Introduction: Lung cancer is one of the leading cause of cancer death worldwide, with an estimate incidence of about 2 million new cases per year. Among all lung cancers, non-small-cell lung cancer (NSCLC) is the most frequent (nearly 85%) with a 5-year survival of about 25% when all stages are considered.NSCLCs are frequently mutated in KRAS or STK11/LKB1 and co-mutation is often reported. Considering the key role of STK11/LKB1 in controlling cell metabolism, we hypothesized that NSCLC harboring mutations in this gene could be vulnerable to metabolic stresses. Different studies in the last years have highlighted how is possible to interfere with cancer metabolism using metformin and caloric restriction.Our work aimed at investigating the role of metabolic stress in determining response to chemotherapy and immunotherapy in LKB1 mutated NSCLC model.

Methods: For isolation of cell lines with the genetic backgrounds, nodules from lungs of KRASG12D/LKB1wt and KRASG12D/LKB1mut transgenic mice were used. Stabilized cell lines were then inoculated intramuscularly in immunocompetent mice and treated with chemotherapy alone (cisplatin) or in combination with metformin and caloric restriction. Caloric restriction consisted of 36 hours of fasting every week for three weeks. Metformin was administered daily for the entire experiment while cisplatin was given once a week for three weeks.

Results: We started our in vivo experiments comparing the response of the tumors characterized by the mutation in KRASG12D or the co-mutation KRASG12D/LKB1mut. The results indicate that the addition of metformin and caloric restriction improve the activity of cisplatin in both tumors but a stronger effect was detected in tumors presenting the deletion of LKB1. In fact, only in the latter group, the effect of the combination lasted beyond the end of the treatment slowing down the tumor growth. The different combinations were well tolerated. Molecular analysis on tumor samples run in parallel are in progress.

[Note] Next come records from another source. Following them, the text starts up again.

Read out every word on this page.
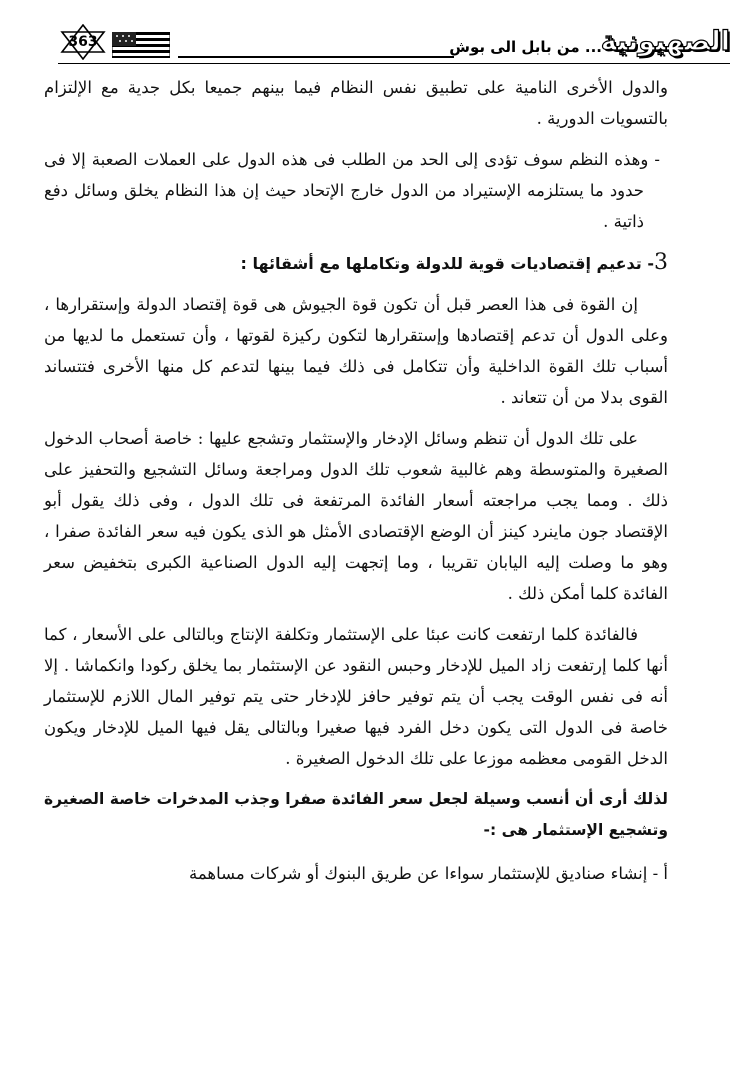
الصهيونية
... من بابل الى بوش
363

والدول الأخرى النامية على تطبيق نفس النظام فيما بينهم جميعا بكل جدية مع الإلتزام بالتسويات الدورية .

- وهذه النظم سوف تؤدى إلى الحد من الطلب فى هذه الدول على العملات الصعبة إلا فى حدود ما يستلزمه الإستيراد من الدول خارج الإتحاد حيث إن هذا النظام يخلق وسائل دفع ذاتية .

3- تدعيم إقتصاديات قوية للدولة وتكاملها مع أشقائها :

إن القوة فى هذا العصر قبل أن تكون قوة الجيوش هى قوة إقتصاد الدولة وإستقرارها ، وعلى الدول أن تدعم إقتصادها وإستقرارها لتكون ركيزة لقوتها ، وأن تستعمل ما لديها من أسباب تلك القوة الداخلية وأن تتكامل فى ذلك فيما بينها لتدعم كل منها الأخرى فتتساند القوى بدلا من أن تتعاند .

على تلك الدول أن تنظم وسائل الإدخار والإستثمار وتشجع عليها : خاصة أصحاب الدخول الصغيرة والمتوسطة وهم غالبية شعوب تلك الدول ومراجعة وسائل التشجيع والتحفيز على ذلك . ومما يجب مراجعته أسعار الفائدة المرتفعة فى تلك الدول ، وفى ذلك يقول أبو الإقتصاد جون ماينرد كينز أن الوضع الإقتصادى الأمثل هو الذى يكون فيه سعر الفائدة صفرا ، وهو ما وصلت إليه اليابان تقريبا ، وما إتجهت إليه الدول الصناعية الكبرى بتخفيض سعر الفائدة كلما أمكن ذلك .

فالفائدة كلما ارتفعت كانت عبئا على الإستثمار وتكلفة الإنتاج وبالتالى على الأسعار ، كما أنها كلما إرتفعت زاد الميل للإدخار وحبس النقود عن الإستثمار بما يخلق ركودا وانكماشا . إلا أنه فى نفس الوقت يجب أن يتم توفير حافز للإدخار حتى يتم توفير المال اللازم للإستثمار خاصة فى الدول التى يكون دخل الفرد فيها صغيرا وبالتالى يقل فيها الميل للإدخار ويكون الدخل القومى معظمه موزعا على تلك الدخول الصغيرة .

لذلك أرى أن أنسب وسيلة لجعل سعر الفائدة صفرا وجذب المدخرات خاصة الصغيرة وتشجيع الإستثمار هى :-

أ - إنشاء صناديق للإستثمار سواءا عن طريق البنوك أو شركات مساهمة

Conclusion: Our in vivo preliminary studies confirm our hypothesis that the addition of the caloric restriction and metformin is able to improve the antitumor activity of the cisplatin without increasing the treatment toxicity in tumors characterized by the co-mutations of KRASG12D/LKB1mut. Further investigations are ongoing on the role of metabolic stress in addition to the immunotherapy (using anti PD-1 antibody as immunocheckpoint inhibitor).

Citation Format: Gloriana Ndembe, Mirko Marabese, Ilenia Intini, Alessandra Fabbri, Massimo Moro, Mario Occhipinti, Elisa Sottotetti, Giuseppe Lo Russo, Monica Ganzinelli, Massimo Broggini. The effect of metabolic alterations on chemo-immunotherapy response in non-small-cell lung cancer model [abstract]. In: Proceedings of the American Association for Cancer Research Annual Meeting 2022; 2022 Apr 8-13. Philadelphia (PA): AACR; Cancer Res 2022;82(12_Suppl):Abstract nr 2380.